The Robie House (1910 Frank Lloyd Wright), Falling Water (1939 Frank Lloyd Wright), and the Farnsworth House (1951 Mies van der Rohe) have all been further imortalised in Lego models. This kind of thing totally thrills the geek inside of me, and one day I may even purchase them all and build them. Yup - I am a geek! Three of the most beautiful buildings of the century, and now in tiny little bricks you can put together yourself in some attempt to feel like you were a part of something awesome!
The first house is the Robie House by Frank Lloyd Wright. Completed in 1910 it is like many house by Wright in that it encompassed not only the house design but also many of its soft furnishings and architectural details for the interior (check out the magazine rack below). It is Wrights most renowned example of his Prairie Style - the first truely American architectural style. In 1926, after several owners had fallen upon hard times, the house and its contents were sold to the Chicago Theological Seminary. In a strange twist of fate, a student of Mies van der Rohe over heard that plans to demolish Robie house were going ahead and a storm of protest began. Clearly it was saved, and luckily so because it remains one of the leading examples of American design even today.
Falling Water. Another Frank Lloyd Wright, falling Water was completed in 1938 and graced the cover of Time a year later. Built over a 30 degree waterfall the house captured the imagination of a nation. It is now a national treasure. It appears to ease out of the landscape like the rock platforms it resides upon. The changing seasons are echoed in the choice of material and the vertical pillars of stacked stone. And I just love Wrights architectural drawings. Bliss. Oh the talent! Considering the difficulty of the house I am pleased with the Lego result - aren't you?
Farnsworth House. My favourite of the three. Farnsworth, like Falling Water echoes the seasons but is much more subtle in its design. Its platforms sit above the grassy plane, simple horizontal lines complimented by the two sets of steps and then simple vertical colums, enhanced and yet disguised by the vertical lines of the forest around it. I love the simple sketches and the snow picture in particular. If I was to buy any of the lego sets it would be this one.

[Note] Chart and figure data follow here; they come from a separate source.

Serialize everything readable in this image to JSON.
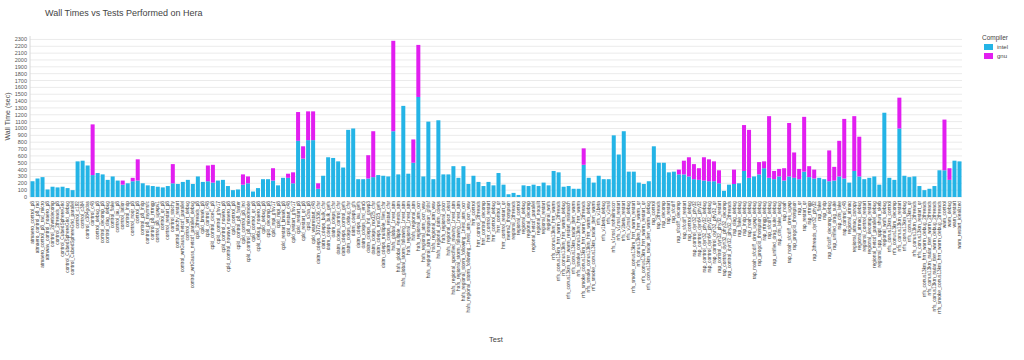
{
  "chart_data": {
    "type": "bar",
    "title": "Wall Times vs Tests Performed on Hera",
    "x_label": "Test",
    "y_label": "Wall Time (sec)",
    "legend_title": "Compiler",
    "legend": "top-right",
    "stacked": true,
    "grid": true,
    "ylim": [
      0,
      2350
    ],
    "yticks": [
      0,
      100,
      200,
      300,
      400,
      500,
      600,
      700,
      800,
      900,
      1000,
      1100,
      1200,
      1300,
      1400,
      1500,
      1600,
      1700,
      1800,
      1900,
      2000,
      2100,
      2200,
      2300
    ],
    "categories": [
      "atmaero_control_p8",
      "atmaero_control_p8_rad",
      "atmaero_control_p8_rad_micro",
      "atmwav_control_noaero_p8",
      "control_2dwrtdecomp",
      "control_2threads_p8",
      "control_CubedSphereGrid",
      "control_CubedSphereGrid_debug",
      "control_CubedSphereGrid_parallel",
      "control_c192",
      "control_c384",
      "control_c384gdas",
      "control_c48",
      "control_debug_p8",
      "control_decomp_p8",
      "control_diag_debug",
      "control_flake",
      "control_iau_p8",
      "control_latlon",
      "control_lndp",
      "control_noqr_p8",
      "control_p8",
      "control_p8_lndp",
      "control_p8_mynnsfc",
      "control_p8_rrtmgp",
      "control_p8_ugwpv1",
      "control_qr_p8",
      "control_restart_p8",
      "control_stochy",
      "control_stochy_restart",
      "control_wrtGauss_netcdf_parallel",
      "control_wrt_debug",
      "control_wrtGauss_netcdf_parallel_debug",
      "cpld_2threads_p8",
      "cpld_bmark_p8",
      "cpld_control_c48",
      "cpld_control_ciceC_p8",
      "cpld_control_gfsv17",
      "cpld_control_noaero_p8",
      "cpld_control_nowave_noaero_p8",
      "cpld_control_p8",
      "cpld_control_p8_faster",
      "cpld_control_p8_lnd",
      "cpld_control_p8_mixedmode",
      "cpld_control_qr_p8",
      "cpld_debug_noaero_p8",
      "cpld_debug_p8",
      "cpld_decomp_p8",
      "cpld_mpi_gfsv17",
      "cpld_mpi_p8",
      "cpld_restart_bmark_p8",
      "cpld_restart_c48",
      "cpld_restart_gfsv17",
      "cpld_restart_p8",
      "cpld_restart_qr_p8",
      "cpld_s2sa_p8",
      "cpld_warmstart_c48",
      "datm_cdeps_3072x1536_cfsr",
      "datm_cdeps_bulk_cfsr",
      "datm_cdeps_bulk_gefs",
      "datm_cdeps_cfsr",
      "datm_cdeps_control_cfsr",
      "datm_cdeps_control_gefs",
      "datm_cdeps_debug_cfsr",
      "datm_cdeps_gfs",
      "datm_cdeps_iau_gefs",
      "datm_cdeps_lnd_era5",
      "datm_cdeps_lnd_gswp3",
      "datm_cdeps_mx025_cfsr",
      "datm_cdeps_mx025_gefs",
      "datm_cdeps_multiple_files_cfsr",
      "datm_cdeps_restart_cfsr",
      "hafs_global_1nest_atm",
      "hafs_global_multiple_4nests_atm",
      "hafs_global_storm_following_1nest_atm",
      "hafs_regional_1nest_atm",
      "hafs_regional_atm",
      "hafs_regional_atm_ocn",
      "hafs_regional_atm_ocn_wav",
      "hafs_regional_atm_thompson_gfdlsf",
      "hafs_regional_atm_wav",
      "hafs_regional_datm_cdeps",
      "hafs_regional_docn",
      "hafs_regional_docn_oisst",
      "hafs_regional_specified_moving_1nest_atm",
      "hafs_regional_storm_following_1nest_atm",
      "hafs_regional_storm_following_1nest_atm_ocn",
      "hafs_regional_storm_following_1nest_atm_ocn_wav",
      "hrrr_control",
      "hrrr_control_2threads",
      "hrrr_control_decomp",
      "hrrr_control_restart",
      "hrrr_control_debug",
      "hrrr_control_qr",
      "hrrr_control_restart_qr",
      "merra2_thompson",
      "regional_2threads",
      "regional_control",
      "regional_debug",
      "regional_decomp",
      "regional_netcdf_parallel",
      "regional_noquilt",
      "regional_restart",
      "regional_wofs",
      "rrfs_conus13km_hrrr_warm",
      "rrfs_conus13km_hrrr_warm_2threads",
      "rrfs_conus13km_hrrr_warm_debug",
      "rrfs_conus13km_hrrr_warm_restart_mismatch",
      "rrfs_conus13km_radar_tten_warm",
      "rrfs_smoke_conus13km_hrrr_warm",
      "rrfs_smoke_conus13km_hrrr_warm_2threads",
      "rrfs_smoke_conus13km_hrrr_warm_debug",
      "rrfs_smoke_conus13km_radar_tten_warm",
      "rrfs_v1beta",
      "rrfs_v1beta_debug",
      "rrfs_v1nssl",
      "rrfs_v1nssl_nohailnoccn",
      "rrfs_v1nssl_restart",
      "rrfs_v1beta_restart",
      "rrfs_v1nssl_debug",
      "rrfs_smoke_conus13km_hrrr_warm_restart",
      "rrfs_conus13km_hrrr_warm_qr",
      "rrfs_conus13km_hrrr_warm_restart_qr",
      "rrfs_conus13km_radar_tten_warm_debug",
      "rap_control",
      "rap_2threads",
      "rap_decomp",
      "rap_restart",
      "rap_sfcdiff",
      "rap_sfcdiff_decomp",
      "rap_sfcdiff_restart",
      "rap_control_debug",
      "rap_control_dyn32_phy32",
      "rap_control_dyn64_phy32",
      "rap_control_dyn32_phy32_debug",
      "rap_control_dyn64_phy32_debug",
      "rap_control_dyn32_phy32_qr",
      "rap_control_dyn32_phy32_restart",
      "rap_control_dyn32_phy32_decomp",
      "rap_control_dyn32_phy32_2threads",
      "rap_diag_debug",
      "rap_flake_debug",
      "rap_lndp_debug",
      "rap_noah_debug",
      "rap_noah_sfcdiff_cires_ugwp_debug",
      "rap_progcld_thompson_debug",
      "rap_rrtmgp_debug",
      "rap_sfcdiff_debug",
      "rap_unified_drag_suite_debug",
      "rap_clm_lake_debug",
      "rap_noah",
      "rap_noah_sfcdiff_cires_ugwp",
      "rap_progcld_thompson",
      "rap_qr",
      "rap_restart_qr",
      "rap_rrtmgp",
      "rap_2threads_dyn32_phy32",
      "rap_flake",
      "rap_lndp",
      "rap_sfcdiff_decomp_debug",
      "rap_unified_drag_suite",
      "rap_clm_lake",
      "rap_control_c48",
      "regional_atmaq",
      "regional_atmaq_canopy",
      "regional_atmaq_debug",
      "regional_control_restart",
      "regional_decomp_restart",
      "regional_netcdf_parallel_debug",
      "regional_spp_sppt_shum_skeb",
      "regional_wofs_debug",
      "rrfs_conus13km_control",
      "rrfs_conus13km_decomp",
      "rrfs_conus13km_restart",
      "rrfs_conus13km_debug",
      "rrfs_conus13km_qr",
      "rrfs_conus13km_2threads",
      "rrfs_conus13km_restart_qr",
      "rrfs_conus13km_hrrr_warm_debug_2threads",
      "rrfs_conus13km_radar_tten_warm_2threads",
      "rrfs_conus13km_radar_tten_warm_debug_2threads",
      "rrfs_smoke_conus13km_hrrr_warm_debug_2threads",
      "wam_control",
      "wam_debug",
      "wam_restart",
      "wam_restart_idealized"
    ],
    "series": [
      {
        "name": "intel",
        "color": "#24b4e6",
        "values": [
          230,
          270,
          290,
          110,
          150,
          140,
          150,
          130,
          100,
          520,
          530,
          460,
          320,
          350,
          330,
          250,
          300,
          240,
          180,
          200,
          230,
          240,
          200,
          170,
          160,
          150,
          140,
          160,
          200,
          190,
          220,
          250,
          190,
          300,
          220,
          230,
          210,
          240,
          250,
          160,
          100,
          110,
          180,
          200,
          80,
          130,
          260,
          260,
          240,
          170,
          280,
          280,
          200,
          820,
          560,
          830,
          830,
          120,
          310,
          580,
          570,
          520,
          430,
          980,
          1000,
          260,
          260,
          270,
          290,
          320,
          310,
          300,
          960,
          330,
          1330,
          340,
          500,
          1460,
          300,
          1100,
          260,
          1120,
          330,
          330,
          450,
          280,
          450,
          190,
          310,
          220,
          160,
          220,
          170,
          350,
          180,
          40,
          60,
          30,
          170,
          160,
          180,
          160,
          210,
          170,
          380,
          360,
          150,
          160,
          120,
          120,
          470,
          280,
          210,
          310,
          260,
          260,
          900,
          620,
          960,
          370,
          370,
          210,
          190,
          230,
          740,
          500,
          500,
          360,
          370,
          330,
          330,
          300,
          260,
          250,
          240,
          230,
          230,
          200,
          90,
          180,
          190,
          200,
          380,
          280,
          300,
          330,
          420,
          280,
          260,
          300,
          240,
          300,
          280,
          260,
          370,
          290,
          270,
          280,
          260,
          230,
          240,
          300,
          270,
          210,
          380,
          300,
          260,
          280,
          300,
          180,
          1230,
          280,
          250,
          1000,
          310,
          290,
          300,
          160,
          100,
          120,
          160,
          390,
          390,
          250,
          530,
          520
        ]
      },
      {
        "name": "gnu",
        "color": "#e21ef0",
        "values": [
          null,
          null,
          null,
          null,
          null,
          null,
          null,
          null,
          null,
          null,
          null,
          null,
          740,
          null,
          null,
          null,
          null,
          null,
          60,
          null,
          50,
          310,
          null,
          null,
          null,
          null,
          null,
          null,
          280,
          null,
          null,
          null,
          null,
          null,
          null,
          230,
          260,
          null,
          null,
          null,
          null,
          null,
          150,
          100,
          null,
          null,
          null,
          null,
          180,
          null,
          null,
          60,
          160,
          420,
          180,
          420,
          420,
          80,
          null,
          null,
          null,
          null,
          null,
          null,
          null,
          null,
          null,
          340,
          670,
          null,
          null,
          null,
          1320,
          null,
          null,
          null,
          340,
          760,
          null,
          null,
          null,
          null,
          null,
          null,
          null,
          null,
          null,
          null,
          null,
          null,
          null,
          null,
          null,
          null,
          null,
          null,
          null,
          null,
          null,
          null,
          null,
          null,
          null,
          null,
          null,
          null,
          null,
          null,
          null,
          null,
          240,
          null,
          null,
          null,
          null,
          null,
          null,
          null,
          null,
          null,
          null,
          null,
          null,
          null,
          null,
          null,
          null,
          null,
          null,
          70,
          200,
          280,
          220,
          170,
          340,
          320,
          290,
          190,
          null,
          null,
          210,
          null,
          670,
          700,
          null,
          180,
          100,
          900,
          120,
          110,
          180,
          780,
          370,
          150,
          800,
          160,
          130,
          null,
          null,
          450,
          200,
          520,
          870,
          null,
          800,
          580,
          null,
          null,
          null,
          null,
          null,
          null,
          null,
          450,
          null,
          null,
          null,
          null,
          null,
          null,
          null,
          null,
          740,
          170,
          null,
          null
        ]
      }
    ]
  }
}
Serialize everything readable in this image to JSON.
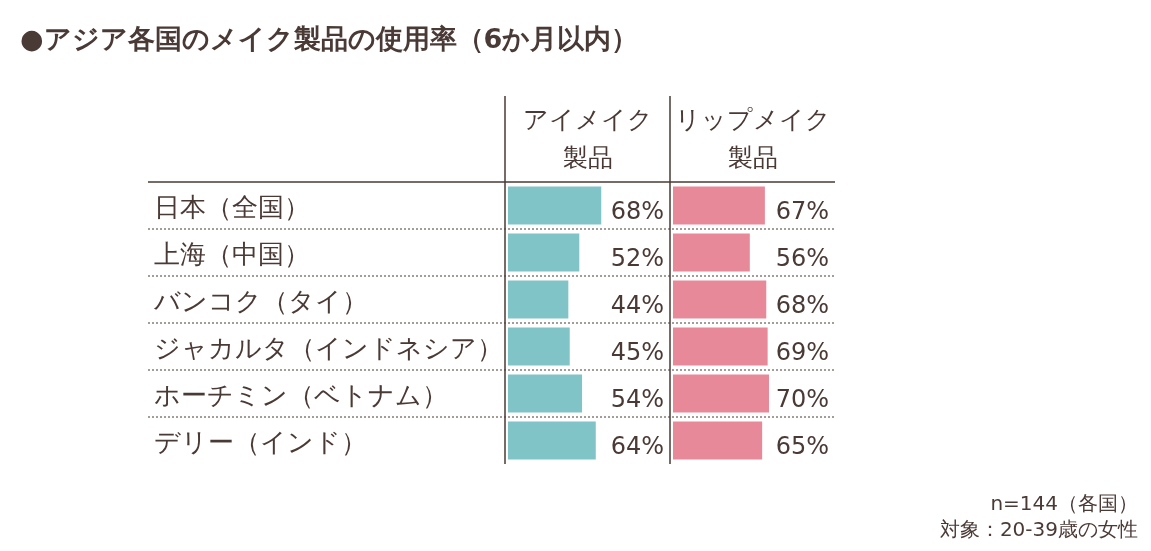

Historian Maritz vandenburg offered the following on Farnsworth:
“Every physical element has been distilled to its irreducible essence. The interior is unprecedentedly transparent to the surrounding site, and also unprecedentedly uncluttered in itself. All of the paraphernalia of traditional living –rooms, walls, doors, interior trim, loose furniture, pictures on walls, even personal possessions – have been virtually abolished in a puritanical vision of simplified, transcendental existence. Mies had finally achieved a goal towards which he had been feeling his way for three decades."